C. Tantangan Kesehatan Mental Pasca Pemilu

Pemilu merupakan salah satu pilar utama dalam sistem demokrasi yang menentukan arah kebijakan dan kepemimpinan suatu negara. Namun, di balik antusiasme dan ketegangan yang menyertainya, terdapat aspek yang sering terlupakan, yaitu dampaknya terhadap kesehatan mental masyarakat. Dalam sejarah demokrasi, pemilu seringkali diwarnai oleh kampanye yang kompetitif dan kontroversial. Dinamika pemilu tidak hanya menciptakan ketegangan politik, tetapi juga secara bermakna dapat memberikan dampak kesehatan mental individu dan masyarakat secara keseluruhan.

1. Stres Pemilu

Dalam pesta demokrasi atau dikenal Pemilu seperti saat ini, perlu diwaspadai munculnya stres yang dapat terjadi pada paslon, caleg, tim sukses, keluarga, relawan, simpatisan atau masyarakat biasa. Selama periode kampanye, masyarakat terpapar dengan berbagai informasi dan opini yang sering kali kontroversial. Tingkat stres pun dapat meningkat karena ketidakpastian terkait hasil pemilu.
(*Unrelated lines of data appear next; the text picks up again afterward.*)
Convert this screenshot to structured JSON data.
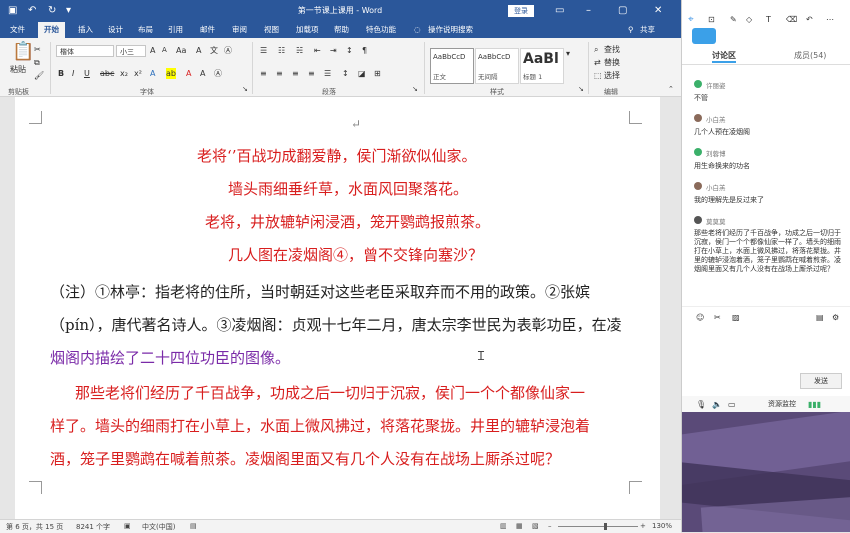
{
  "window": {
    "title": "第一节课上课用 - Word",
    "login_label": "登录"
  },
  "tabs": [
    "文件",
    "开始",
    "插入",
    "设计",
    "布局",
    "引用",
    "邮件",
    "审阅",
    "视图",
    "加载项",
    "帮助",
    "特色功能",
    "操作说明搜索",
    "共享"
  ],
  "ribbon": {
    "clipboard": {
      "paste_label": "粘贴",
      "group_label": "剪贴板"
    },
    "font": {
      "font_name": "楷体",
      "font_size": "小三",
      "group_label": "字体"
    },
    "paragraph": {
      "group_label": "段落"
    },
    "styles": {
      "items": [
        {
          "sample": "AaBbCcD",
          "name": "正文"
        },
        {
          "sample": "AaBbCcD",
          "name": "无间隔"
        },
        {
          "sample": "AaBl",
          "name": "标题 1"
        }
      ],
      "group_label": "样式"
    },
    "editing": {
      "find": "查找",
      "replace": "替换",
      "select": "选择",
      "group_label": "编辑"
    }
  },
  "document": {
    "poem": [
      "老将‘’百战功成翻爱静，侯门渐欲似仙家。",
      "墙头雨细垂纤草，水面风回聚落花。",
      "老将，井放辘轳闲浸酒，笼开鹦鹉报煎茶。",
      "几人图在凌烟阁④，曾不交锋向塞沙？"
    ],
    "note_lines": [
      "（注）①林亭：指老将的住所，当时朝廷对这些老臣采取弃而不用的政策。②张嫔",
      "（pín），唐代著名诗人。③凌烟阁：贞观十七年二月，唐太宗李世民为表彰功臣，在凌",
      "烟阁内描绘了二十四位功臣的图像。"
    ],
    "translation_lines": [
      "那些老将们经历了千百战争，功成之后一切归于沉寂，侯门一个个都像仙家一",
      "样了。墙头的细雨打在小草上，水面上微风拂过，将落花聚拢。井里的辘轳浸泡着",
      "酒，笼子里鹦鹉在喊着煎茶。凌烟阁里面又有几个人没有在战场上厮杀过呢？"
    ]
  },
  "status": {
    "page": "第 6 页，共 15 页",
    "words": "8241 个字",
    "language": "中文(中国)",
    "zoom": "130%"
  },
  "sidebar": {
    "tabs": [
      "讨论区",
      "成员(54)"
    ],
    "messages": [
      {
        "name": "许丽姿",
        "text": "不管"
      },
      {
        "name": "小白羔",
        "text": "几个人预在凌烟阁"
      },
      {
        "name": "刘蓉博",
        "text": "用生命换来的功名"
      },
      {
        "name": "小白羔",
        "text": "我的理解先是反过来了"
      },
      {
        "name": "莫莫莫",
        "text": "那些老将们经历了千百战争，功成之后一切归于沉寂，侯门一个个都像仙家一样了。墙头的细雨打在小草上，水面上微风拂过，将落花聚拢。井里的辘轳浸泡着酒，笼子里鹦鹉在喊着煎茶。凌烟阁里面又有几个人没有在战场上厮杀过呢？"
      }
    ],
    "send_label": "发送",
    "resource_label": "资源监控"
  }
}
Menurut penelitian stres politik dapat berdampak negatif pada kesejahteraan mental. Laporan dari American Psychological Association (APA) mengungkapkan bahwa 68% dari populasi dewasa di Amerika merasa bahwa Pilpres AS 2020 merupakan sumber stres yang signifikan dalam kehidupan mereka. Sebelumnya, hubungan antara stres dan pemilu telah terbukti dalam sebuah studi tentang pemilu lokal di Rajasthan, India, pada tahun 1995. Penelitian tersebut menemukan bahwa dari 114 partisipan yang diteliti, sebanyak 47,4% menganggap pemilu sebagai peristiwa kehidupan yang menimbulkan tekanan pada pemilih. Penelitian ini menekankan bahwa dampak traumatis tidak hanya dirasakan oleh kelompok yang kalah dalam pemilihan, tetapi juga oleh kelompok lainnya.

2. Media Sosial sebagai Pemain Utama

Peran media sosial dalam membentuk opini publik semakin krusial selama periode pemilu. Interaksi yang intens di media sosial berkaitan dengan peningkatan risiko gangguan kesehatan mental, termasuk depresi dan kecemasan. Selama masa kampanye pemilihan, masyarakat sering kali terkena dampak banjir informasi yang tak terhindarkan. Fluktuasi terus-menerus dalam liputan tentang pemilu dapat menimbulkan kecemasan, kelelahan, dan stres di kalangan masyarakat, terutama liputan pada media televisi.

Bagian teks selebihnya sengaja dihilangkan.